1. MAT progress scores have improved, but they’re still behind
Nationally, the progress 8 score of pupils in MATs measured in the league tables was -0.02 last year.
This is up from -0.04 in 2018, but still below the 0.01 score for all state-funded mainstream schools.
The proportion of MATs with below-average progress scores is also larger than the proportion with above-average scores, at 39 per cent and 31 per cent respectively.
The EBacc entry rate among MATs was 38 per cent last year. Among state-funded mainstream schools more widely, it was 41 per cent.
2. Star Academies still in pole position, but progress score halved
Star Academies, which topped last year’s MAT league tables under its previous name, Tauheedul, is number one for Progress 8 again this year, with an average score of 0.74.
However, this is a lot lower than the trust’s score in 2018, which was 1.42.
The trust is closely followed by the Dixons Academies trust, with a score of 0.72 (down from 0.83 last year) and the Cardinal Hume Academies Trust on 0.71.
Overall, six trusts have “well above average” progress scores. The other three are the Diocese of London (0.6), the Education and Leadership Trust (0.59) and the Gorse Academies Trust (0.59).
3. Trust founded by Presidents Club co-chair is bottom of the league
At the bottom of the league table for Progress 8 is the Meller Educational Trust, an academy chain founded by former DfE board member David Meller. The trust had an average progress score of -0.67 last year.
Meller took a leave of absence from the trust in early 2018 following allegations of sexual harassment by diners at the exclusive Presidents Club charity dinner, of which he was an organiser and co-chair. Company records show he resigned as a trustee in February 2018.

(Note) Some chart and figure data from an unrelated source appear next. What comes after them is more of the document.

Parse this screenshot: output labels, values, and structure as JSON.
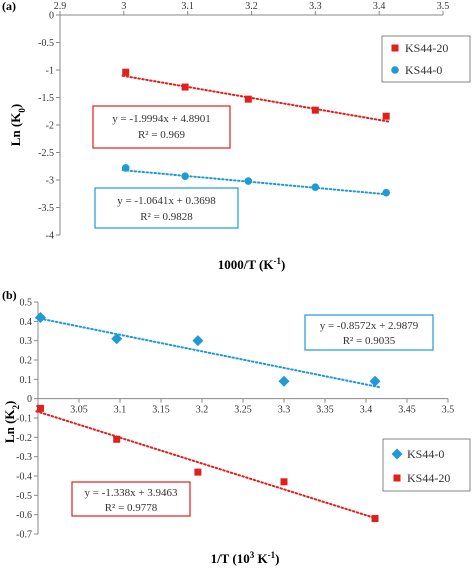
{
  "chart_data": [
    {
      "panel_label": "(a)",
      "type": "scatter",
      "xlabel": "1000/T (K",
      "xlabel_sup": "-1",
      "xlabel_end": ")",
      "ylabel": "Ln (K",
      "ylabel_sub": "0",
      "ylabel_end": ")",
      "xlim": [
        2.9,
        3.5
      ],
      "ylim": [
        -4,
        0
      ],
      "x_ticks": [
        "2.9",
        "3",
        "3.1",
        "3.2",
        "3.3",
        "3.4",
        "3.5"
      ],
      "y_ticks": [
        "0",
        "-0.5",
        "-1",
        "-1.5",
        "-2",
        "-2.5",
        "-3",
        "-3.5",
        "-4"
      ],
      "x_axis_position": "top",
      "legend_position": "top-right",
      "series": [
        {
          "name": "KS44-20",
          "color": "#e0201b",
          "marker": "square",
          "x": [
            3.003,
            3.096,
            3.195,
            3.3,
            3.411
          ],
          "y": [
            -1.04,
            -1.31,
            -1.53,
            -1.73,
            -1.84
          ],
          "fit": {
            "slope": -1.9994,
            "intercept": 4.8901
          },
          "equation": "y = -1.9994x + 4.8901",
          "r2": "R² = 0.969"
        },
        {
          "name": "KS44-0",
          "color": "#1e9ad6",
          "marker": "circle",
          "x": [
            3.003,
            3.096,
            3.195,
            3.3,
            3.411
          ],
          "y": [
            -2.78,
            -2.93,
            -3.02,
            -3.13,
            -3.23
          ],
          "fit": {
            "slope": -1.0641,
            "intercept": 0.3698
          },
          "equation": "y = -1.0641x + 0.3698",
          "r2": "R² = 0.9828"
        }
      ]
    },
    {
      "panel_label": "(b)",
      "type": "scatter",
      "xlabel": "1/T (10",
      "xlabel_sup": "3",
      "xlabel_end": " K",
      "xlabel_sup2": "-1",
      "xlabel_end2": ")",
      "ylabel": "Ln (K",
      "ylabel_sub": "2",
      "ylabel_end": ")",
      "xlim": [
        3.0,
        3.5
      ],
      "ylim": [
        -0.7,
        0.5
      ],
      "x_ticks": [
        "3",
        "3.05",
        "3.1",
        "3.15",
        "3.2",
        "3.25",
        "3.3",
        "3.35",
        "3.4",
        "3.45",
        "3.5"
      ],
      "y_ticks": [
        "0.5",
        "0.4",
        "0.3",
        "0.2",
        "0.1",
        "0",
        "-0.1",
        "-0.2",
        "-0.3",
        "-0.4",
        "-0.5",
        "-0.6",
        "-0.7"
      ],
      "legend_position": "bottom-right",
      "series": [
        {
          "name": "KS44-0",
          "color": "#1e9ad6",
          "marker": "diamond",
          "x": [
            3.003,
            3.096,
            3.195,
            3.3,
            3.411
          ],
          "y": [
            0.42,
            0.31,
            0.3,
            0.09,
            0.09
          ],
          "fit": {
            "slope": -0.8572,
            "intercept": 2.9879
          },
          "equation": "y = -0.8572x + 2.9879",
          "r2": "R² = 0.9035"
        },
        {
          "name": "KS44-20",
          "color": "#e0201b",
          "marker": "square",
          "x": [
            3.003,
            3.096,
            3.195,
            3.3,
            3.411
          ],
          "y": [
            -0.05,
            -0.21,
            -0.38,
            -0.43,
            -0.62
          ],
          "fit": {
            "slope": -1.338,
            "intercept": 3.9463
          },
          "equation": "y = -1.338x + 3.9463",
          "r2": "R² = 0.9778"
        }
      ]
    }
  ]
}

Other trusts at the bottom include the University of Wolverhampton multi-academy trust, which has been criticised for its financial management, and the University of Chester Academies Trust, which has since given up all of its schools.
4. The disadvantage gap is still widening
Updated headline data for all state-funded schools has also been published today. It means we can analyse the performance of different groups of pupils.
The data shows that the disadvantage gap – the difference in performance between poorer pupils and their better-off peers – widened again last year.
The gap of 3.70 in 2019 is higher than it was in 2018 (3.68) and 2017 (3.66), but is still lower than it was in 2011 (4.07). The gap was closing until 2017.
Dr. Maria Neophytou, director of social mobility charity Impetus, said the gap was closing “so slowly it will take until 2066 to close the gap entirely”.
“That’s a hundred year’s from England’s men winning the football world cup,” she added.
“It’s unacceptable that too many young people leave school without vital passes in English and maths – the absolute basics.”
5. Progress of white pupils worsens
The average progress score of white pupils slumped last year, while most other ethnicities saw their progress improve.
White pupils had an average progress 8 score of -0.11 in 2019, lower than the -0.10 they scored in 2018.
At the same time, the progress scores of mixed-race pupils improved from -0.02 to 0, black pupils from 0.12 to 0.13 and Asian pupils from 0.45 to 0.47.
Only Chinese pupils also saw their average progress score fall – from 1.03 in 2018, to 0.86 last year, though they remain the highest performing ethnic group in terms of progress 8.
However, the data is based on the outcomes of just 1,697 Chinese pupils, meaning it is easier for large fluctuations in scores as these can be based on the results of a smaller number of pupils.
Although black pupils overall had an above-average progress 8 score in 2019, this masks poor performance among black Caribbean pupils, who had an average score of -0.31.
The lowest-performing sub-group was those of Irish traveller heritage, who had an average progress score of -1.05.
6. SEN pupils still far behind their peers
Pupils with special educational needs are still massively underperforming when it comes to both their progress 8 and attainment 8 scores.
In 2019, the average attainment 8 score among SEN pupils was 27.6, compared with a score of 49.9 for pupils without SEN.
SEN pupils had an average progress 8 score of -0.62, while those with no identified SEN scored 0.08.
The gap is even wider for those with a statement of SEN or education, health and care plan, who scored an average progress 8 score of -1.17.
“Some groups of disadvantaged pupils make less progress than others because of challenges in their lives, and this can penalise schools with more disadvantaged pupils,” warned Duncan Baldwin, deputy policy director of the Association of School and College Leaders.
The data also shows smaller gaps between boys and girls (44 and 49.5 respectively) and disadvantaged and non-disadvantaged pupils (36.7 and 50.3).
Native English speakers and those whose first language is not English have very similar average attainment 8 scores.